Ahzâb Sûresi 16 - 22. Ayetler

16.   De ki: Eğer ölümden veya öldürülmekten firar ederseniz, o firar size asla fâide vermez. Ve o vakit pek azdan başka istifâde ettirilmezsiniz.

17.   De ki: Sizin için bir fenalık dilerse veya sizin için bir rahmet dilerse sizi Allah'tan saklayacak olan kimdir? Ve onlar kendileri için Allah'tan başka bir veli ve bir yardımcı bulamazlar.

18.   Muhakkak ki, Allah içinizden sizi geri bırakanları ve kardeşlerine: Bize gelin, diyenleri bilir. Halbuki onlar savaşa gelmezler, bir azı müstesnâ!

19.   Size karşı pek cimridirler. Sonra korku gelince onları görecek olursun ki, sana bakıveriyorlar, ölümden üstüne baygınlık çökmüş kimse gibi gözleri döner bir hâlde bulunur. Vaktaki, korku gitmiş olur, hayra karşı cimriler olarak keskin keskin dilleriyle size şiddetli sözler söylerler. İşte onlar imân etmediler. Artık Allah da onların amellerini mahvetmiştir ve bu, Allah'a göre kolay olmuştur.
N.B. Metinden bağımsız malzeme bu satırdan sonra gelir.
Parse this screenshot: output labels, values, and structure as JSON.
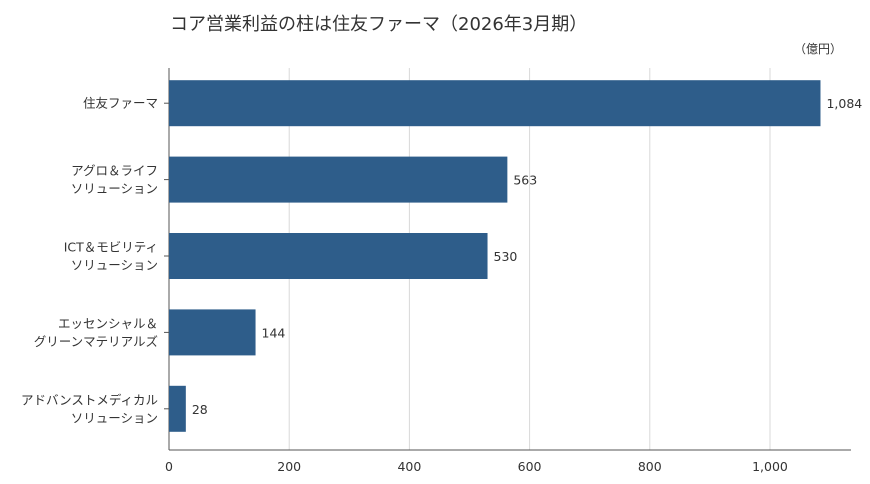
{
  "chart_data": {
    "type": "bar",
    "orientation": "horizontal",
    "title": "コア営業利益の柱は住友ファーマ（2026年3月期）",
    "unit": "（億円）",
    "categories": [
      [
        "住友ファーマ"
      ],
      [
        "アグロ＆ライフ",
        "ソリューション"
      ],
      [
        "ICT＆モビリティ",
        "ソリューション"
      ],
      [
        "エッセンシャル＆",
        "グリーンマテリアルズ"
      ],
      [
        "アドバンストメディカル",
        "ソリューション"
      ]
    ],
    "values": [
      1084,
      563,
      530,
      144,
      28
    ],
    "data_labels": [
      "1,084",
      "563",
      "530",
      "144",
      "28"
    ],
    "xlim": [
      0,
      1100
    ],
    "xticks": [
      0,
      200,
      400,
      600,
      800,
      1000
    ],
    "xtick_labels": [
      "0",
      "200",
      "400",
      "600",
      "800",
      "1,000"
    ],
    "grid": true,
    "bar_color": "#2e5d8a"
  }
}
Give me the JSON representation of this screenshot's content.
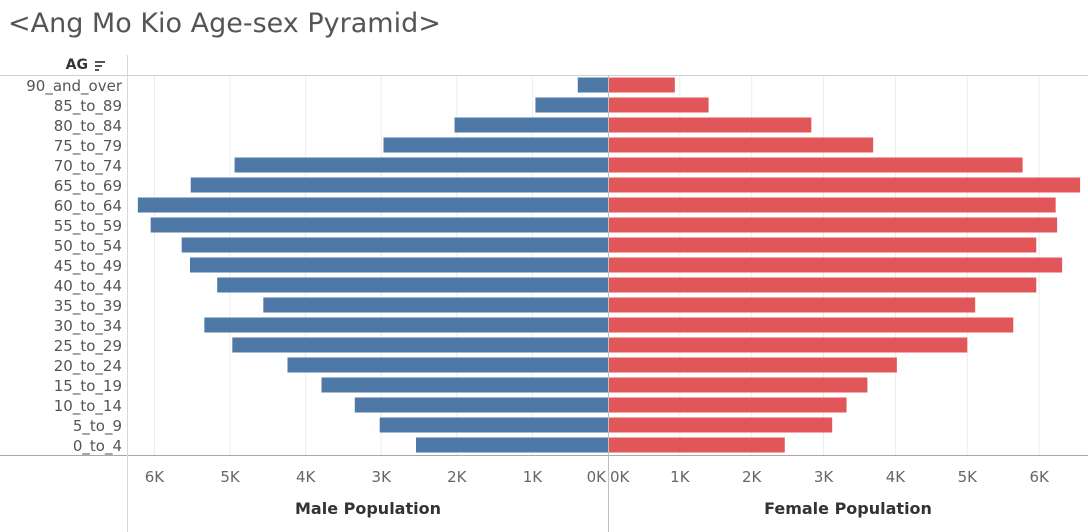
{
  "chart_data": {
    "type": "bar",
    "title": "<Ang Mo Kio Age-sex Pyramid>",
    "row_header": "AG",
    "categories": [
      "90_and_over",
      "85_to_89",
      "80_to_84",
      "75_to_79",
      "70_to_74",
      "65_to_69",
      "60_to_64",
      "55_to_59",
      "50_to_54",
      "45_to_49",
      "40_to_44",
      "35_to_39",
      "30_to_34",
      "25_to_29",
      "20_to_24",
      "15_to_19",
      "10_to_14",
      "5_to_9",
      "0_to_4"
    ],
    "series": [
      {
        "name": "Male Population",
        "color": "#4e79a7",
        "values": [
          400,
          960,
          2030,
          2970,
          4940,
          5520,
          6220,
          6050,
          5640,
          5530,
          5170,
          4560,
          5340,
          4970,
          4240,
          3790,
          3350,
          3020,
          2540
        ]
      },
      {
        "name": "Female Population",
        "color": "#e15759",
        "values": [
          930,
          1400,
          2830,
          3690,
          5770,
          6570,
          6230,
          6250,
          5960,
          6320,
          5960,
          5110,
          5640,
          5000,
          4020,
          3610,
          3320,
          3120,
          2460
        ]
      }
    ],
    "xlabel_left": "Male Population",
    "xlabel_right": "Female Population",
    "left_ticks": [
      "6K",
      "5K",
      "4K",
      "3K",
      "2K",
      "1K",
      "0K"
    ],
    "right_ticks": [
      "0K",
      "1K",
      "2K",
      "3K",
      "4K",
      "5K",
      "6K"
    ],
    "left_xlim": [
      0,
      6350
    ],
    "right_xlim": [
      0,
      6680
    ],
    "grid": true
  }
}
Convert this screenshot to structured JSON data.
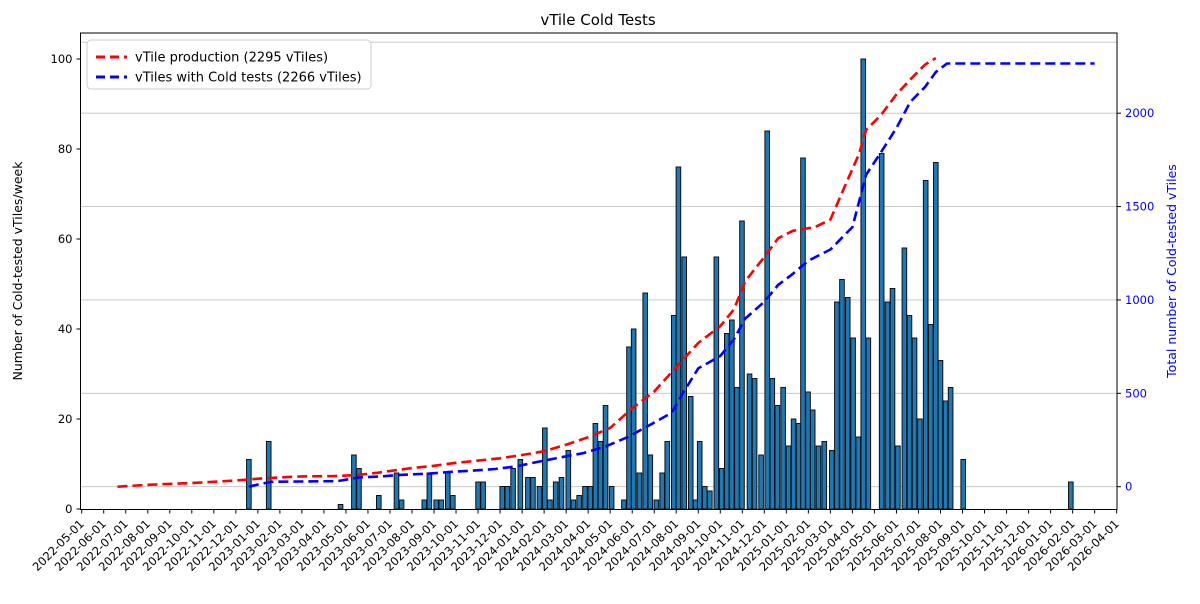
{
  "figure": {
    "title": "vTile Cold Tests"
  },
  "legend": {
    "items": [
      {
        "label": "vTile production (2295 vTiles)",
        "color": "#ff0000",
        "style": "dashed"
      },
      {
        "label": "vTiles with Cold tests (2266 vTiles)",
        "color": "#0000ff",
        "style": "dashed"
      }
    ]
  },
  "axes": {
    "left": {
      "label": "Number of Cold-tested vTiles/week",
      "ticks": [
        0,
        20,
        40,
        60,
        80,
        100
      ],
      "color": "#000000"
    },
    "right": {
      "label": "Total number of Cold-tested vTiles",
      "ticks": [
        0,
        500,
        1000,
        1500,
        2000
      ],
      "gridlines": [
        0,
        500,
        1000,
        1500,
        2000,
        2380
      ],
      "color": "#0000ff"
    },
    "x": {
      "tick_labels": [
        "2022-05-01",
        "2022-06-01",
        "2022-07-01",
        "2022-08-01",
        "2022-09-01",
        "2022-10-01",
        "2022-11-01",
        "2022-12-01",
        "2023-01-01",
        "2023-02-01",
        "2023-03-01",
        "2023-04-01",
        "2023-05-01",
        "2023-06-01",
        "2023-07-01",
        "2023-08-01",
        "2023-09-01",
        "2023-10-01",
        "2023-11-01",
        "2023-12-01",
        "2024-01-01",
        "2024-02-01",
        "2024-03-01",
        "2024-04-01",
        "2024-05-01",
        "2024-06-01",
        "2024-07-01",
        "2024-08-01",
        "2024-09-01",
        "2024-10-01",
        "2024-11-01",
        "2024-12-01",
        "2025-01-01",
        "2025-02-01",
        "2025-03-01",
        "2025-04-01",
        "2025-05-01",
        "2025-06-01",
        "2025-07-01",
        "2025-08-01",
        "2025-09-01",
        "2025-10-01",
        "2025-11-01",
        "2025-12-01",
        "2026-01-01",
        "2026-02-01",
        "2026-03-01",
        "2026-04-01"
      ]
    }
  },
  "chart_data": {
    "type": "bar",
    "title": "vTile Cold Tests",
    "xlabel": "",
    "ylabel_left": "Number of Cold-tested vTiles/week",
    "ylabel_right": "Total number of Cold-tested vTiles",
    "ylim_left": [
      0,
      105
    ],
    "grid": "right-axis horizontal",
    "legend_position": "upper left",
    "bars": {
      "name": "Cold-tested vTiles per week",
      "color": "#1f77b4",
      "edge_color": "#111111",
      "points": [
        [
          "2022-12-19",
          11
        ],
        [
          "2023-01-16",
          15
        ],
        [
          "2023-04-24",
          1
        ],
        [
          "2023-05-12",
          12
        ],
        [
          "2023-05-19",
          9
        ],
        [
          "2023-06-16",
          3
        ],
        [
          "2023-07-10",
          8
        ],
        [
          "2023-07-17",
          2
        ],
        [
          "2023-08-18",
          2
        ],
        [
          "2023-08-25",
          8
        ],
        [
          "2023-09-04",
          2
        ],
        [
          "2023-09-11",
          2
        ],
        [
          "2023-09-20",
          8
        ],
        [
          "2023-09-27",
          3
        ],
        [
          "2023-11-01",
          6
        ],
        [
          "2023-11-08",
          6
        ],
        [
          "2023-12-04",
          5
        ],
        [
          "2023-12-11",
          5
        ],
        [
          "2023-12-19",
          9
        ],
        [
          "2023-12-29",
          11
        ],
        [
          "2024-01-09",
          7
        ],
        [
          "2024-01-16",
          7
        ],
        [
          "2024-01-25",
          5
        ],
        [
          "2024-02-02",
          18
        ],
        [
          "2024-02-09",
          2
        ],
        [
          "2024-02-17",
          6
        ],
        [
          "2024-02-25",
          7
        ],
        [
          "2024-03-04",
          13
        ],
        [
          "2024-03-11",
          2
        ],
        [
          "2024-03-19",
          3
        ],
        [
          "2024-03-27",
          5
        ],
        [
          "2024-04-04",
          5
        ],
        [
          "2024-04-11",
          19
        ],
        [
          "2024-04-18",
          15
        ],
        [
          "2024-04-25",
          23
        ],
        [
          "2024-05-03",
          5
        ],
        [
          "2024-05-20",
          2
        ],
        [
          "2024-05-27",
          36
        ],
        [
          "2024-06-03",
          40
        ],
        [
          "2024-06-11",
          8
        ],
        [
          "2024-06-19",
          48
        ],
        [
          "2024-06-26",
          12
        ],
        [
          "2024-07-04",
          2
        ],
        [
          "2024-07-12",
          8
        ],
        [
          "2024-07-19",
          15
        ],
        [
          "2024-07-28",
          43
        ],
        [
          "2024-08-04",
          76
        ],
        [
          "2024-08-12",
          56
        ],
        [
          "2024-08-21",
          25
        ],
        [
          "2024-08-28",
          2
        ],
        [
          "2024-09-03",
          15
        ],
        [
          "2024-09-10",
          5
        ],
        [
          "2024-09-17",
          4
        ],
        [
          "2024-09-26",
          56
        ],
        [
          "2024-10-03",
          9
        ],
        [
          "2024-10-10",
          39
        ],
        [
          "2024-10-17",
          42
        ],
        [
          "2024-10-24",
          27
        ],
        [
          "2024-10-31",
          64
        ],
        [
          "2024-11-11",
          30
        ],
        [
          "2024-11-18",
          29
        ],
        [
          "2024-11-27",
          12
        ],
        [
          "2024-12-05",
          84
        ],
        [
          "2024-12-12",
          29
        ],
        [
          "2024-12-19",
          23
        ],
        [
          "2024-12-27",
          27
        ],
        [
          "2025-01-04",
          14
        ],
        [
          "2025-01-11",
          20
        ],
        [
          "2025-01-18",
          19
        ],
        [
          "2025-01-24",
          78
        ],
        [
          "2025-01-31",
          26
        ],
        [
          "2025-02-07",
          22
        ],
        [
          "2025-02-15",
          14
        ],
        [
          "2025-02-23",
          15
        ],
        [
          "2025-03-03",
          13
        ],
        [
          "2025-03-10",
          46
        ],
        [
          "2025-03-17",
          51
        ],
        [
          "2025-03-25",
          47
        ],
        [
          "2025-04-02",
          38
        ],
        [
          "2025-04-09",
          16
        ],
        [
          "2025-04-16",
          100
        ],
        [
          "2025-04-23",
          38
        ],
        [
          "2025-05-11",
          79
        ],
        [
          "2025-05-19",
          46
        ],
        [
          "2025-05-26",
          49
        ],
        [
          "2025-06-03",
          14
        ],
        [
          "2025-06-12",
          58
        ],
        [
          "2025-06-19",
          43
        ],
        [
          "2025-06-26",
          38
        ],
        [
          "2025-07-03",
          20
        ],
        [
          "2025-07-11",
          73
        ],
        [
          "2025-07-18",
          41
        ],
        [
          "2025-07-25",
          77
        ],
        [
          "2025-08-01",
          33
        ],
        [
          "2025-08-08",
          24
        ],
        [
          "2025-08-15",
          27
        ],
        [
          "2025-09-02",
          11
        ],
        [
          "2026-01-29",
          6
        ]
      ]
    },
    "lines": [
      {
        "name": "vTile production (2295 vTiles)",
        "color": "#ff0000",
        "style": "dashed",
        "axis": "right",
        "total": 2295,
        "points": [
          [
            "2022-06-20",
            0
          ],
          [
            "2022-08-01",
            10
          ],
          [
            "2022-10-01",
            20
          ],
          [
            "2022-12-01",
            33
          ],
          [
            "2023-01-01",
            43
          ],
          [
            "2023-02-01",
            50
          ],
          [
            "2023-03-01",
            55
          ],
          [
            "2023-04-15",
            57
          ],
          [
            "2023-05-15",
            62
          ],
          [
            "2023-06-15",
            75
          ],
          [
            "2023-08-01",
            100
          ],
          [
            "2023-09-01",
            112
          ],
          [
            "2023-10-01",
            128
          ],
          [
            "2023-11-01",
            140
          ],
          [
            "2023-12-01",
            152
          ],
          [
            "2024-01-01",
            170
          ],
          [
            "2024-02-01",
            190
          ],
          [
            "2024-03-01",
            225
          ],
          [
            "2024-04-01",
            265
          ],
          [
            "2024-05-01",
            315
          ],
          [
            "2024-06-01",
            420
          ],
          [
            "2024-07-01",
            510
          ],
          [
            "2024-08-01",
            640
          ],
          [
            "2024-09-01",
            770
          ],
          [
            "2024-10-01",
            860
          ],
          [
            "2024-10-20",
            950
          ],
          [
            "2024-11-05",
            1100
          ],
          [
            "2024-12-01",
            1230
          ],
          [
            "2024-12-20",
            1330
          ],
          [
            "2025-01-10",
            1370
          ],
          [
            "2025-02-10",
            1390
          ],
          [
            "2025-03-01",
            1430
          ],
          [
            "2025-03-20",
            1600
          ],
          [
            "2025-04-10",
            1780
          ],
          [
            "2025-04-20",
            1910
          ],
          [
            "2025-05-10",
            1990
          ],
          [
            "2025-06-01",
            2100
          ],
          [
            "2025-06-20",
            2180
          ],
          [
            "2025-07-10",
            2260
          ],
          [
            "2025-07-25",
            2295
          ]
        ]
      },
      {
        "name": "vTiles with Cold tests (2266 vTiles)",
        "color": "#0000ff",
        "style": "dashed",
        "axis": "right",
        "total": 2266,
        "points": [
          [
            "2022-12-19",
            0
          ],
          [
            "2023-01-05",
            15
          ],
          [
            "2023-01-20",
            26
          ],
          [
            "2023-03-01",
            28
          ],
          [
            "2023-04-20",
            30
          ],
          [
            "2023-05-20",
            50
          ],
          [
            "2023-06-20",
            55
          ],
          [
            "2023-07-15",
            63
          ],
          [
            "2023-08-25",
            70
          ],
          [
            "2023-09-25",
            80
          ],
          [
            "2023-10-25",
            86
          ],
          [
            "2023-11-25",
            95
          ],
          [
            "2023-12-25",
            110
          ],
          [
            "2024-01-25",
            135
          ],
          [
            "2024-02-25",
            158
          ],
          [
            "2024-03-25",
            180
          ],
          [
            "2024-04-25",
            215
          ],
          [
            "2024-05-25",
            265
          ],
          [
            "2024-06-25",
            330
          ],
          [
            "2024-07-25",
            395
          ],
          [
            "2024-08-10",
            500
          ],
          [
            "2024-09-01",
            634
          ],
          [
            "2024-10-01",
            700
          ],
          [
            "2024-10-20",
            790
          ],
          [
            "2024-11-05",
            900
          ],
          [
            "2024-12-01",
            990
          ],
          [
            "2024-12-20",
            1080
          ],
          [
            "2025-01-10",
            1140
          ],
          [
            "2025-02-01",
            1210
          ],
          [
            "2025-03-01",
            1270
          ],
          [
            "2025-04-01",
            1390
          ],
          [
            "2025-04-20",
            1670
          ],
          [
            "2025-05-10",
            1790
          ],
          [
            "2025-06-01",
            1920
          ],
          [
            "2025-06-20",
            2060
          ],
          [
            "2025-07-10",
            2140
          ],
          [
            "2025-07-25",
            2220
          ],
          [
            "2025-08-10",
            2266
          ],
          [
            "2026-03-01",
            2266
          ]
        ]
      }
    ]
  }
}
20.   Sanırlar ki, düşman orduları gitmemiştir. Ve eğer o ordular gelecek olsa arzu ederlerdi ki: Çölde bedeviler içinde bulunup size âit haberleri soruversinler. Ve eğer sizin aranızda bulunacak olsalar, pek azdan başka savaşta bulunmazlar.

21.   Andolsun ki, sizin için Rasûlullah'da bir güzel örnek vardır, Allah'ı ve ahiret gününü uman ve Allah'ı çokça zikireden zât için.

22.   Vaktaki, müminler, orduları gördüler, dediler ki: Bu, bize Allah'ın ve onun Resulunun vaadettiğidir ve Allah ve Resûlu doğru buyurmuştur. Ve onlar için başka değil, imânı ve teslimiyeti arttırmış oldu.